Les dures conditions climatiques de l’hiver 1939-1940 engourdirent les belligérants dans les défenses fortifiées de la Ligne Maginot, en France, et dans la Ligne Siegfried, en Allemagne. C’est ce qu’on appela « la drôle de guerre ».
Le 10 mai 1940, c’est le réveil brutal. Les blindés allemands débouchant des Ardennes pénétrent dans le nord et l’est de la France. La Belgique, La Hollande et le Danemark sont envahis.
Les 1e et 2 juin, premiers bombardements allemands sur les terrains d’aviation de Saint Etienne de Saint Geoirs, de Marcilloles et de Valence, des gares de triage de Porte les Valence, Livron, Peyraud, et de Saint Rambert d’Albon, les sites industriels de Péage de Roussillon et de Givors.
Un mois plus tard, le 10 juin 1940, l’Italie déclare la guerre à la France. C’est la débâcle des troupes françaises à travers la France. Depuis Bordeaux, où le gouvernement s’est replié, le Maréchal PETAIN annonce, le 14 juin, qu’il a demandé aux Allemands les conditions d’armistice. Le mercredi 19 juin, les troupes allemandes entrent en masse dans la ville de Lyon, déclarée « ville ouverte ». L’avance de l’armée allemande est foudroyante, elle a mis cinq jours pour couvrir les 525 kilomètres de Paris à Lyon.
Il est décidé qu’une zone de résistance se mette en place sur la rive gauche de l’Isère. Coulant de l’est à l’ouest vers le sud, elle forme avec le Rhône et le Massif des Alpes, une très forte barrière qui va protéger les dix départements du sud-est de la France. D’autant que la rivière a un débit important à la suite des pluies récentes.

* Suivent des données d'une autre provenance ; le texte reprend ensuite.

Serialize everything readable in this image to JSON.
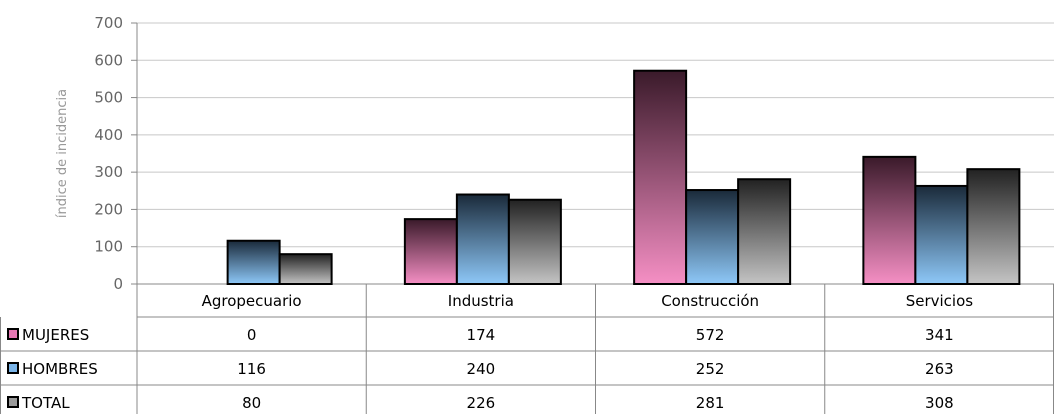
{
  "chart_data": {
    "type": "bar",
    "ylabel": "índice de incidencia",
    "ylim": [
      0,
      700
    ],
    "yticks": [
      0,
      100,
      200,
      300,
      400,
      500,
      600,
      700
    ],
    "grid": true,
    "categories": [
      "Agropecuario",
      "Industria",
      "Construcción",
      "Servicios"
    ],
    "series": [
      {
        "name": "MUJERES",
        "values": [
          0,
          174,
          572,
          341
        ],
        "color_top": "#3a1a2a",
        "color_bottom": "#f58fc4",
        "legend_color": "#e678b4"
      },
      {
        "name": "HOMBRES",
        "values": [
          116,
          240,
          252,
          263
        ],
        "color_top": "#1a2a3a",
        "color_bottom": "#8ec8f8",
        "legend_color": "#7ab4e8"
      },
      {
        "name": "TOTAL",
        "values": [
          80,
          226,
          281,
          308
        ],
        "color_top": "#222222",
        "color_bottom": "#c4c4c4",
        "legend_color": "#9a9a9a"
      }
    ],
    "data_table": true,
    "table_values": [
      [
        "0",
        "174",
        "572",
        "341"
      ],
      [
        "116",
        "240",
        "252",
        "263"
      ],
      [
        "80",
        "226",
        "281",
        "308"
      ]
    ]
  }
}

Entre Romans, Bourg de Péage et Pont de l’Isère, les troupes françaises se comptent, bien peu nombreuses, mais fortemment déterminées :
- 1er bataillon du 20e Régiment d’Infanterie coloniale
- 1ére compagnie du 146e Régiment de réserve mobile de Valence
- 1er bataillon Nord-Africain, 700 algériens prennent position, appuyés par des sections de mitrailleuses et 3 pièces de 75
- les canonniers marins du 5e Dépôt des Equipages de la Flotte de Toulon
- des Compagnies de l’Air
La manœuvre générale allemande se précise : en direction de Chambéry par Aix les Bains et Les Echelles, en direction de Grenoble par Voreppe, et conquête de la rive gauche de l’Isère pour s’ouvrir l’accès aux Alpes et à la Vallée du Rhône.
L’Armistice signé le 22 juin à 18 heures 30 entre la France et l’Allemagne comportait une convention selon laquelle les hostilités continuaient jusqu’à la signature de cet armistice entre la France et l’Italie.

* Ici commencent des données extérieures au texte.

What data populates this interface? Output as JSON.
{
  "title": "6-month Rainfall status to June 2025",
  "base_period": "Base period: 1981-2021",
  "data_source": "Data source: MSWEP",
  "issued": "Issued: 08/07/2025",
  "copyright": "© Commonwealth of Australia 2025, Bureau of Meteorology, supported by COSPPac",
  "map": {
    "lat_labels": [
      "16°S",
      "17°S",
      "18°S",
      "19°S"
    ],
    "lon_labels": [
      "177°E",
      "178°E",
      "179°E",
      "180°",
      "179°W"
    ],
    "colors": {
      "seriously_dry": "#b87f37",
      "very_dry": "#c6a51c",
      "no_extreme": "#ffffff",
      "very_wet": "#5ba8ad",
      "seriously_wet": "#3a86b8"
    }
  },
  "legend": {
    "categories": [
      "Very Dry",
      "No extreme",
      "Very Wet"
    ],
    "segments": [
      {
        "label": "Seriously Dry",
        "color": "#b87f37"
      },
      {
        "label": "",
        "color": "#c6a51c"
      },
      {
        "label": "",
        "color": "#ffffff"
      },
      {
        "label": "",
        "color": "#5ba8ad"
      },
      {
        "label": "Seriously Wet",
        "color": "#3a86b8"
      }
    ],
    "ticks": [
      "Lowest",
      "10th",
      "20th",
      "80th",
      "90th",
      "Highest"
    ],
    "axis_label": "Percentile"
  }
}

L’ensemble des ponts sur l’Isère sautent ou sont rendus inutilisables.
Dés l’aube du 22 juin, des colonnes motorisées ennemies arrivent à Saint Rambert d’Albon. Dans la nuit du 22 au 23, tout le nord et l’ouest du territoire dauphinois est envahi par les troupes motorisées allemandes. Au début de la matinée du dimanche 23 juin, les troupes ennemies envahissent Romans en arrivant simultanément par la route de Chanos en provenance de la Vallée du Rhône, de Peyrins en venant de Beaurepaire, de Génissieux depuis Roybon.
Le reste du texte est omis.